2. Aux termes de l'article L. 2212-1 du code général des collectivités territoriales : " Le maire est chargé, sous le contrôle administratif du représentant de l'Etat dans le département, de la police municipale (...). ". Aux termes de l'article L. 2212-2 du même code : " La police municipale a pour objet d'assurer le bon ordre, la sûreté, la sécurité et la salubrité publiques. Elle comprend notamment : / 1° Tout ce qui intéresse la sûreté et la commodité du passage dans les rues, quais, places et voies publiques, ce qui comprend le nettoiement, (...) l'enlèvement des encombrements, (...) l'interdiction de rien exposer aux fenêtres ou autres parties des édifices qui puisse nuire par sa chute ou celle de rien jeter qui puisse endommager les passants ou causer des exhalaisons nuisibles ainsi que le soin de réprimer les dépôts, déversements, déjections, projections de toute matière ou objet de nature à nuire, en quelque manière que ce soit, à la sûreté ou à la commodité du passage ou à la propreté des voies susmentionnées ; / 2° Le soin de réprimer les atteintes à la tranquillité publique telles que les rixes et disputes accompagnées d'ameutement dans les rues, (...) les attroupements, les bruits, les troubles de voisinage, les rassemblements nocturnes qui troublent le repos des habitants et tous actes de nature à compromettre la tranquillité publique ; / (...) 7° Le soin d'obvier ou de remédier aux événements fâcheux qui pourraient être occasionnés par la divagation des animaux malfaisants ou féroces. ". Il appartient au juge administratif, saisi d'un recours pour excès de pouvoir dirigé contre une mesure prise en vertu des pouvoirs de police que le maire tient de ces dispositions, de vérifier qu'elle est justifiée par la nécessité de prévenir ou faire cesser un trouble à l'ordre public et de contrôler son caractère proportionné en tenant compte de ses conséquences pour les personnes dont elle affecte la situation, en particulier lorsqu'elle apporte une restriction à l'exercice de droits.

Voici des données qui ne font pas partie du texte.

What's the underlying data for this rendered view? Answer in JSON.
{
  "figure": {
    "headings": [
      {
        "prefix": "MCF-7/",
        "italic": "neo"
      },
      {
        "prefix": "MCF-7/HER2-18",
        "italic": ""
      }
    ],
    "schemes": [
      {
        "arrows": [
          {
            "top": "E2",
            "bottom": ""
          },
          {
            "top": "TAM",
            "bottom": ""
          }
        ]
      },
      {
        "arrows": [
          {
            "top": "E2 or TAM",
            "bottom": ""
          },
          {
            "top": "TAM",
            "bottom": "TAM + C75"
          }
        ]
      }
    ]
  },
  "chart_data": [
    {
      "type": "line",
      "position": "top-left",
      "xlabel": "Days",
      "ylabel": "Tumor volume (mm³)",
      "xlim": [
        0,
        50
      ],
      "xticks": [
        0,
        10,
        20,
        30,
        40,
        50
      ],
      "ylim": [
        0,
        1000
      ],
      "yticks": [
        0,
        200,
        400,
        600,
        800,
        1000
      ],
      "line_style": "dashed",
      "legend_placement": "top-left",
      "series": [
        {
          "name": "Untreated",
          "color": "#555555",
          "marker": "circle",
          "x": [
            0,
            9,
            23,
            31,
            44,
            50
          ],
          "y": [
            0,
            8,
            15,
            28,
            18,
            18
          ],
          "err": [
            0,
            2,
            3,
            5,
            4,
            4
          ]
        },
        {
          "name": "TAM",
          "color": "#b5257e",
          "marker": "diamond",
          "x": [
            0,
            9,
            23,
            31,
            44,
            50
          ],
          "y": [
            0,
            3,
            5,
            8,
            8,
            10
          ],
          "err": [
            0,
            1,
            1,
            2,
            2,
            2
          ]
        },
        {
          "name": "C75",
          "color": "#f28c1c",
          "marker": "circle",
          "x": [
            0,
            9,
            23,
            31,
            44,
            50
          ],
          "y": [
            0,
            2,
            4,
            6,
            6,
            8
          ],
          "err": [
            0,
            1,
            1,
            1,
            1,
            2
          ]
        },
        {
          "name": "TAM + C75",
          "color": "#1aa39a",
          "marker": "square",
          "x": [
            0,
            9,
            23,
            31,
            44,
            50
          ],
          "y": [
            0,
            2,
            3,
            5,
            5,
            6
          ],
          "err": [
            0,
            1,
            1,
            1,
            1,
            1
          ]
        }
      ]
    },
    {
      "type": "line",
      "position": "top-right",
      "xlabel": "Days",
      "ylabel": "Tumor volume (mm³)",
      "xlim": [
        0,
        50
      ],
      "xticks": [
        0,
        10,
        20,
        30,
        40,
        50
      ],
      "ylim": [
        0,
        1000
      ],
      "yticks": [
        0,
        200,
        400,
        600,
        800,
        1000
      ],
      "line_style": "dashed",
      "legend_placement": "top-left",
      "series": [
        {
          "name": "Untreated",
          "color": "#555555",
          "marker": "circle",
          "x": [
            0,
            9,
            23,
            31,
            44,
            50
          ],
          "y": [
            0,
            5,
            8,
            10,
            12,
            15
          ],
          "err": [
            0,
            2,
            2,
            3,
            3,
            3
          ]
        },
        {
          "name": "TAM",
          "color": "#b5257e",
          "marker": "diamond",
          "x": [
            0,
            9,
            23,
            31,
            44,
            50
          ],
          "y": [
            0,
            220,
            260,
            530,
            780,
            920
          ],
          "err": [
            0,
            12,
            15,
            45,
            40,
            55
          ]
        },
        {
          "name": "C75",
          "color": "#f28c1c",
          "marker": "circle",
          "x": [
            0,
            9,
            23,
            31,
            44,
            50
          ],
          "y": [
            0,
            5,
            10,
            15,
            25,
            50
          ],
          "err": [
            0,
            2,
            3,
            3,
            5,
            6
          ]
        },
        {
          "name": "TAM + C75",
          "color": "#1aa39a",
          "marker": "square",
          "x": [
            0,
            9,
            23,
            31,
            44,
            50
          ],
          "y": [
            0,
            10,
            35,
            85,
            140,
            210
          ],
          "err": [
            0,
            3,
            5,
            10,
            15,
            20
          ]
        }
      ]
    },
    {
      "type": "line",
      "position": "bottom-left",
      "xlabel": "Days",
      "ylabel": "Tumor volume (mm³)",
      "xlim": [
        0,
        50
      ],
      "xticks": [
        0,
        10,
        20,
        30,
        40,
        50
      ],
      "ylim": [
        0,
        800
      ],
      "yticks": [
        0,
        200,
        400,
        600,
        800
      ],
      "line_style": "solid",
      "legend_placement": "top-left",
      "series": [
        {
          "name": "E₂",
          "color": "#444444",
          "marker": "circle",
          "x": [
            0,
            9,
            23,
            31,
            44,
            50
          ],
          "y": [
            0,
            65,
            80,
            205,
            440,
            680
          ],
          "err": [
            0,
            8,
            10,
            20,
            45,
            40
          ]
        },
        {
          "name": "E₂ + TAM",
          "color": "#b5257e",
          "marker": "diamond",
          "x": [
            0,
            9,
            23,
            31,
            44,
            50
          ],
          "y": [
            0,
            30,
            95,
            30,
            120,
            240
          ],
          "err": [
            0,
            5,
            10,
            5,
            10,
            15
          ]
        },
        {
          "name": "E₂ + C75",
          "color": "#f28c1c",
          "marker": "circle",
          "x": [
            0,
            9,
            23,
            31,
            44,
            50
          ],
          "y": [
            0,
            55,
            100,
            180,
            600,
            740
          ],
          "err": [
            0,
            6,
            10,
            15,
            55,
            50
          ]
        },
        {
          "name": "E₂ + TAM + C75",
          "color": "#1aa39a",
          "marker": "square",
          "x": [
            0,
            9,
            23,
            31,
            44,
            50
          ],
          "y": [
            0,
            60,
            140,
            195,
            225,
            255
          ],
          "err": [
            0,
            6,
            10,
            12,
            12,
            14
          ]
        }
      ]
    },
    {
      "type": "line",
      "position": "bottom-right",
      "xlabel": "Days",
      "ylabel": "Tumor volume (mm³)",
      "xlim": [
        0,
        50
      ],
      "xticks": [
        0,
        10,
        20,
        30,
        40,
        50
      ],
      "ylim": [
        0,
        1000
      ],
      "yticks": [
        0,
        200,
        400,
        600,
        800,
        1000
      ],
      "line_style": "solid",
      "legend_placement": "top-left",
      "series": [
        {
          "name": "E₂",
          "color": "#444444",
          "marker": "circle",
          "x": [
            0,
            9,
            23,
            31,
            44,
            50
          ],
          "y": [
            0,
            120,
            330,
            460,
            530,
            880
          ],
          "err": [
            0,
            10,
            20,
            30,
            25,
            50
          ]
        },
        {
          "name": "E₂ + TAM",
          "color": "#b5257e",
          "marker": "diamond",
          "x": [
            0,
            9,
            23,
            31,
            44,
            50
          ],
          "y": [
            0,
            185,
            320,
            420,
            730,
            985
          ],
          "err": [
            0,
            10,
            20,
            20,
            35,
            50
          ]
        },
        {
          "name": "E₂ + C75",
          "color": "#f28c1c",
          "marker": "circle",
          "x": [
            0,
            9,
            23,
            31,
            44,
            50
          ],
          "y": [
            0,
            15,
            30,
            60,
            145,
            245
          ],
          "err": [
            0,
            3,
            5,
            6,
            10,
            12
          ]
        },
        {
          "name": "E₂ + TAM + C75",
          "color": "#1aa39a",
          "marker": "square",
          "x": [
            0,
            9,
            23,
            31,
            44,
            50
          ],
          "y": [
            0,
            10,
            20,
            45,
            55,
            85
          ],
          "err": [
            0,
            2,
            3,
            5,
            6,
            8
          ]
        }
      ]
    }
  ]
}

Sur la régularité du jugement :

3. Par l'article 1er de l'arrêté contesté du 23 mai 2016, le maire de la commune de Saint-Etienne a en particulier interdit " du 25 mai au 15 septembre 2016, sauf autorisation spéciale, toute occupation abusive et prolongée des rues et autres dépendances domaniales visées à l'article 5, lorsqu'elles sont de nature à entraver la libre circulation des personnes, ou bien de porter atteinte à la tranquillité, au bon ordre ou à l'hygiène public. Sont notamment considérés comme des comportement troublant l'ordre public, la station assise ou allongée lorsqu'elle constitue une entrave à la circulation des piétons ou une utilisation des équipements collectifs de nature à empêcher ou troubler un usage partagé, le regroupement de plus de deux chiens effectuant une ou plusieurs stations couchées sur la voie publique, les regroupements de plus de trois personnes sur la voie publique occasionnant une gêne immédiate aux usagers par la diffusion de musique audible par les passants ou par l'émission d'éclats de voix. Sans préjudice des autres incriminations envisageables, la sollicitation des passants est également interdite, qu'elle soit effectuée par un majeur, par un mineur ou par un majeur accompagné d'un mineur. / (...). ".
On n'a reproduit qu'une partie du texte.